Improved maps and invasive species data for the CO River Basin
The impacts of water diversion, invasive species, climate change, and growing human populations are ubiquitous across the Southwestern U.S. These combined stressors are putting enormous pressure on the Colorado River and its tributaries, and the effect on the basin’s water resources and hydrological processes is receiving a lot of attention from resource managers and researchers. Of particular concern are the impacts these changes are having on riparian corridors, which provide critical habitat for a diverse array of flora and fauna are important regulators of water and sediment flow in the river network.

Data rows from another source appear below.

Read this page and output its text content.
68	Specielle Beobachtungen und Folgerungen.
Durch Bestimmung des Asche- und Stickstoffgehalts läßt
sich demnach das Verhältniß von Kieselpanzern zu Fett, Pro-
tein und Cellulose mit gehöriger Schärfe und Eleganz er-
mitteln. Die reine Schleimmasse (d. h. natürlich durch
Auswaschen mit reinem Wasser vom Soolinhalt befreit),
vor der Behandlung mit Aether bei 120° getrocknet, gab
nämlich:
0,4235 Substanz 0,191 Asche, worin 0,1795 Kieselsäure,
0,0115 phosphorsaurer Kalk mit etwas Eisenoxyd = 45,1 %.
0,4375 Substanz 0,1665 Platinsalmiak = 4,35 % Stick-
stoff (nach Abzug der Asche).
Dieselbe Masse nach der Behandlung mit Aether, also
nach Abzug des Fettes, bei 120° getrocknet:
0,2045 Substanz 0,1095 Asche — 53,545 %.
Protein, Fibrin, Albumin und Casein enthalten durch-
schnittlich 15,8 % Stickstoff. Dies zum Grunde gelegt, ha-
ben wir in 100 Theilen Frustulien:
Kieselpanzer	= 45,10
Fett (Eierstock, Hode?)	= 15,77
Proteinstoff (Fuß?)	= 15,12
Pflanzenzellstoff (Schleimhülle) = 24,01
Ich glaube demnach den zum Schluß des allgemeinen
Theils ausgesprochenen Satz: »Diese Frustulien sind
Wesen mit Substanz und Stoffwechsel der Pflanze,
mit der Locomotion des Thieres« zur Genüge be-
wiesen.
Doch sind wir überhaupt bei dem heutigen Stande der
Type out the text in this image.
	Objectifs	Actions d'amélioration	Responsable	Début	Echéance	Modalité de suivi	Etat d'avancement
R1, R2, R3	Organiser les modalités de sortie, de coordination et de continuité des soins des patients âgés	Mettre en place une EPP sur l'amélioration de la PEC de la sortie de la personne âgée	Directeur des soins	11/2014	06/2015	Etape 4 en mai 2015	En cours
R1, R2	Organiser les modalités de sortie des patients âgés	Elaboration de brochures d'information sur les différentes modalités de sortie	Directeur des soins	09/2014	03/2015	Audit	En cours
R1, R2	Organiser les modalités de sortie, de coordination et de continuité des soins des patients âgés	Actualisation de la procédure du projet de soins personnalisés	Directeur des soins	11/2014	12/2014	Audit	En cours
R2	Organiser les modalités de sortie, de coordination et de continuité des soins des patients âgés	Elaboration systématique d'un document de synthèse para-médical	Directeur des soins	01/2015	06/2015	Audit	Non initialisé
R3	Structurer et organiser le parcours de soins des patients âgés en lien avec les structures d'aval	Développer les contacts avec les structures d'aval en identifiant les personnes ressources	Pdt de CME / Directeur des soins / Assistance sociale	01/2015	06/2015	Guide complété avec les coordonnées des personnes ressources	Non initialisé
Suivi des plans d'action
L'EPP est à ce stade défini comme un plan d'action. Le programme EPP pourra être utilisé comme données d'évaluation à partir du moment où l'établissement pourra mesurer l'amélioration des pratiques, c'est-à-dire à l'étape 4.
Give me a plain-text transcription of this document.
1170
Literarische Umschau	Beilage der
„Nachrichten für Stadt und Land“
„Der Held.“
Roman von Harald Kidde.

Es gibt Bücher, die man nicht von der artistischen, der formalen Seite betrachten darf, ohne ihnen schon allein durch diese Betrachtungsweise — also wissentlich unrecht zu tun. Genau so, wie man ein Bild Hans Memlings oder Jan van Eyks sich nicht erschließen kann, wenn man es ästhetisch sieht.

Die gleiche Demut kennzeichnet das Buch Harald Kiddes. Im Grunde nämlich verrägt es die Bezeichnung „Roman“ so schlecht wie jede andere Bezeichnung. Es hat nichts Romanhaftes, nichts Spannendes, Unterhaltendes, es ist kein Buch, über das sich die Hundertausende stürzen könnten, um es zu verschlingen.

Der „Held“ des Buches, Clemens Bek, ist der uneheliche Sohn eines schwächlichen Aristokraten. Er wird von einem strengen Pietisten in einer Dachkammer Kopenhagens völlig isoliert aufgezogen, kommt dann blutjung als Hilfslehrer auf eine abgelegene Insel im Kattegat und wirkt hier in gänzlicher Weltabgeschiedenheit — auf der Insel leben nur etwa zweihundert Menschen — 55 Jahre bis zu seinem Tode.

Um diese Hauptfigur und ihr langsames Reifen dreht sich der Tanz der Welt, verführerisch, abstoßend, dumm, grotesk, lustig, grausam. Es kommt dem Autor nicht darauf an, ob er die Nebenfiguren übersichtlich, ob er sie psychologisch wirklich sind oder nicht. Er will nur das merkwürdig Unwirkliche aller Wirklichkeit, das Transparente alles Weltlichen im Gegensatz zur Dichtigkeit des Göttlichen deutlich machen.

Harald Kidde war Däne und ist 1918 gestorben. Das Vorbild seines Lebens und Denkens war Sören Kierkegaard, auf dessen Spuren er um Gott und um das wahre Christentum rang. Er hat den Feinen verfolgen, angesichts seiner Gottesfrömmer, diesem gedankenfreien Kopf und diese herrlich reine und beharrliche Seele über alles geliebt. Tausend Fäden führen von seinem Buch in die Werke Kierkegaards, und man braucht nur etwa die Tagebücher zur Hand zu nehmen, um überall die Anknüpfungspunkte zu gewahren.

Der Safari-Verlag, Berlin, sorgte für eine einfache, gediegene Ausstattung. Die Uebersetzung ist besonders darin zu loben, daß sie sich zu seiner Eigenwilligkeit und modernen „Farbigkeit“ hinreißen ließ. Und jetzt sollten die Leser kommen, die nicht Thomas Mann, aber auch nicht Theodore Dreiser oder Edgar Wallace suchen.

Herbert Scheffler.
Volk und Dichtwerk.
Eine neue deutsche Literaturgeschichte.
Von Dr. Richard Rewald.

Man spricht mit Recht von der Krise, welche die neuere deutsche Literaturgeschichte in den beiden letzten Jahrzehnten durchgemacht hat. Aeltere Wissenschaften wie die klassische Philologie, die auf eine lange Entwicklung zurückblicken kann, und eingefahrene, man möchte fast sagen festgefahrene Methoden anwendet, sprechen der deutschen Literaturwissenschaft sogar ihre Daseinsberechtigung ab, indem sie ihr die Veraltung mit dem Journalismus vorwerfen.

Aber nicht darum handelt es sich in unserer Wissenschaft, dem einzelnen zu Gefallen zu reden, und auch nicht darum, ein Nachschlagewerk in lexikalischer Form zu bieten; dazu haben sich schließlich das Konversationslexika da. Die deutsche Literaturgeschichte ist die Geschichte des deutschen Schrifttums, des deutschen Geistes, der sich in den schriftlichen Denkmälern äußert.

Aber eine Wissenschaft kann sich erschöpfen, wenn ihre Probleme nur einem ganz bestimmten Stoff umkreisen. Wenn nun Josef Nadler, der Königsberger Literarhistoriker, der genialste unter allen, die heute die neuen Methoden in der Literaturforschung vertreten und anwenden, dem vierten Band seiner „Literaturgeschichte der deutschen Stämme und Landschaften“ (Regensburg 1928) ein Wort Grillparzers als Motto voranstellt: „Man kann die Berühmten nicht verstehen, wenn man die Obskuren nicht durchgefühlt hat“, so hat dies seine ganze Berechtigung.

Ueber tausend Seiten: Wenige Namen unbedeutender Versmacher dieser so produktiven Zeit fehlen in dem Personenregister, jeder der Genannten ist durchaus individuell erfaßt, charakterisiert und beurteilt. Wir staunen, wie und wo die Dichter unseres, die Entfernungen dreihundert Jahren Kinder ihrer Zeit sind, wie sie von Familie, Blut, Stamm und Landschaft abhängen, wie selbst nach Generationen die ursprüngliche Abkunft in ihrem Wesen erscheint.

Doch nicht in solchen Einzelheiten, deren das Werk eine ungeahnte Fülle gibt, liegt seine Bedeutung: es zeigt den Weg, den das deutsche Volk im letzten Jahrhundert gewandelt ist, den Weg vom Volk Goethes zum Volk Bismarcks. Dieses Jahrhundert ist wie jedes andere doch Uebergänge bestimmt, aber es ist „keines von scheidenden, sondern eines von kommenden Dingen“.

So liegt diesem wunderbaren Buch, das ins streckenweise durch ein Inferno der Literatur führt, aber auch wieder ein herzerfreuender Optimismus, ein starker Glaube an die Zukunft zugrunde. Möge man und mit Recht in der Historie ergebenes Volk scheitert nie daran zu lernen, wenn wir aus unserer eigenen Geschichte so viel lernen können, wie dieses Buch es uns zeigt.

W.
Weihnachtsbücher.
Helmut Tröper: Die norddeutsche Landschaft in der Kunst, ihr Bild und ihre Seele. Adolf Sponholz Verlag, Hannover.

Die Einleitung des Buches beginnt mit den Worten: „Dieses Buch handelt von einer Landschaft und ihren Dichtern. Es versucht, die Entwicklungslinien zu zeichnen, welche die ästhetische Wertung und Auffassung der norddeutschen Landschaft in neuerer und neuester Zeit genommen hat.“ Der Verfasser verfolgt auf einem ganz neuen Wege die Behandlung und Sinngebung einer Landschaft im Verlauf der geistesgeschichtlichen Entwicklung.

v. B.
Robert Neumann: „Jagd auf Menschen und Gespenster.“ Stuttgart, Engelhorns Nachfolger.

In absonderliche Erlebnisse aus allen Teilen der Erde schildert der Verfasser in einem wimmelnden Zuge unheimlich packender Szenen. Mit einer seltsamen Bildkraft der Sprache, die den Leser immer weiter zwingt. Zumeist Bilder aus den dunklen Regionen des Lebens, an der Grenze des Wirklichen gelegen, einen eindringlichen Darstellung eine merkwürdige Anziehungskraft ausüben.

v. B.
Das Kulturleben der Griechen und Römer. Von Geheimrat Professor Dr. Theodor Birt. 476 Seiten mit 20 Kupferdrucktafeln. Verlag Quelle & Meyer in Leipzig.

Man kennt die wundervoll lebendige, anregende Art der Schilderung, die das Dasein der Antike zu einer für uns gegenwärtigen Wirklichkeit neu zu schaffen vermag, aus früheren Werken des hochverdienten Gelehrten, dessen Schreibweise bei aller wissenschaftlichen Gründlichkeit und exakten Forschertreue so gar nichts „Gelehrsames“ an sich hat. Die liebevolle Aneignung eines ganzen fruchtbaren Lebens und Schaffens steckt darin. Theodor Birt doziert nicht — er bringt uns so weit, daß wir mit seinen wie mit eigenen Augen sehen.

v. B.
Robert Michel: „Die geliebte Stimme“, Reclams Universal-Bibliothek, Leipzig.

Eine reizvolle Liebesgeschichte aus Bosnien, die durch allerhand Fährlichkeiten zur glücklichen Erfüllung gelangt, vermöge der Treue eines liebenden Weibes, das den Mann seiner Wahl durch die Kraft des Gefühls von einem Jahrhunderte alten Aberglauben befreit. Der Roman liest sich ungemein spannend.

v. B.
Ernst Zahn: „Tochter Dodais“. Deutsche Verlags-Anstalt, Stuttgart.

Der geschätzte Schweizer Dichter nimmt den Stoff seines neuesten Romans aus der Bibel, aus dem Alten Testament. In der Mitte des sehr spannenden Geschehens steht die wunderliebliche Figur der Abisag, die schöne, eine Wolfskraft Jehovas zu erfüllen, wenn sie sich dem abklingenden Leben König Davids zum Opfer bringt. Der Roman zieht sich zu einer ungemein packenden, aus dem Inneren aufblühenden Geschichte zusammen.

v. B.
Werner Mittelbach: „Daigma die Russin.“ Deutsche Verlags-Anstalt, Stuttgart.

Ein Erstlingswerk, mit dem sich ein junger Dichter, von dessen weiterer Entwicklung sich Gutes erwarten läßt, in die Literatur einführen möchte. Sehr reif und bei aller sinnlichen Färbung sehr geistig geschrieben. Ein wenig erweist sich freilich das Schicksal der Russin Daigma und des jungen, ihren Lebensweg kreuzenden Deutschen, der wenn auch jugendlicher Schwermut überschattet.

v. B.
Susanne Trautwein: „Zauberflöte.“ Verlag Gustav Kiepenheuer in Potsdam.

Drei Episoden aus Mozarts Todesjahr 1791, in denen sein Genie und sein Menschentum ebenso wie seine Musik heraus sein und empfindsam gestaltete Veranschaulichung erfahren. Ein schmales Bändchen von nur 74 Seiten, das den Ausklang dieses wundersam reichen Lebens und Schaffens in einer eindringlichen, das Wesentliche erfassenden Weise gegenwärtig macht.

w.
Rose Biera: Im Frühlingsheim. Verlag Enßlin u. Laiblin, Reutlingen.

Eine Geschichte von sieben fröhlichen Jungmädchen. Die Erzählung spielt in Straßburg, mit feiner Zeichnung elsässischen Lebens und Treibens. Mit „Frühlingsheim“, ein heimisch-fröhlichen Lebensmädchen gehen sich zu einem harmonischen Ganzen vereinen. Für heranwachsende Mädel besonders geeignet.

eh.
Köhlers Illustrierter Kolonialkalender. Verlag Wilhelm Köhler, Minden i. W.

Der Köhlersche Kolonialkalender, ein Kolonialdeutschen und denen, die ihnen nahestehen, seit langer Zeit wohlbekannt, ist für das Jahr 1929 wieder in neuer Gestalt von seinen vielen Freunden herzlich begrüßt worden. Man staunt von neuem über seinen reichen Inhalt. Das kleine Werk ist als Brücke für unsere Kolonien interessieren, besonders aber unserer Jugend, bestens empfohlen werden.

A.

The Evangelista Laboratory group at the Natural Resource Ecology Laboratory (NREL) has recently provided scientists and resource managers working in the Colorado River Basin with two exciting new spatial datasets that improve of understanding of invasive species in riparian corridors.
These recent research efforts have materialized in two manuscripts. The first project, published in the ISPRS International Journal of Geo-Information this past September, provides a riparian vegetation and corridor extent dataset for the Colorado River Basin Streams and Rivers (CO-RIP). “This research was part of a larger project where we needed a reasonably accurate delineation of the riparian areas of the Colorado River Basin”, said NSF Graduate Research Fellow Brian Woodward, the lead author on the paper. “Going into this project, we hadn’t planned to create this dataset, but it didn’t take us long to realize that no existing spatial data product of this type was available that met our research needs. So, we decided to make it ourselves and share it with everyone.”
This realization led to a collaborative research process among 15 researchers, graduate students, and scientific support staff members from NREL, the US Geological Survey, and the NASA DEVELOP Program to create a Colorado River Basin-wide dataset delineating the extent of riparian corridors and riparian vegetation. Small parts of the Colorado River riparian areas have been previously mapped, but this dataset is the first to use a standardized process and definition to map riparian areas across the seven states of the Basin (637,000 km2 ). “Our research and mapping framework is a great starting point for broad-scale riparian mapping efforts to be carried out across the country, but there is still a lot of room for methodological improvement. I hope that through the use of our methods and ideas, the availability and quality of riparian area datasets will continue to improve,” said Woodward.
In October, this group published another dataset on select tributaries of the Colorado River in Data, which provides over 3,000 species occurrence and absence locations for tamarisk and Russian olive along select rivers within the Colorado River Basin in Arizona, California, Colorado, Nevada, New Mexico, and Utah. Lead author, NREL doctoral candidate Anthony Vorster, says that the value of the article doesn’t end with the provided data, “Finding species occurrence locations that are compatible for use with remotely sensed imagery has historically been incredibly difficult. In this article, we detail methods using new technology that can be used to collect spatially-accurate species occurrence locations that can then be integrated seamlessly with satellite imagery. In the end, this will help us improve maps of vegetation distributions.”
To promote their use, both papers are published in open access journals and all associated datasets and results are available through public data repositories (here and here). “We want the data and results of our research to be publically accessible, particularly to those making management, conservation and policy decisions”, said Dr. Paul Evangelista, Research Scientist at the NREL and Principal Investigator of the study. “Far too often, spatial data produced through these types of research projects never make it to those who need it and we want that to change.”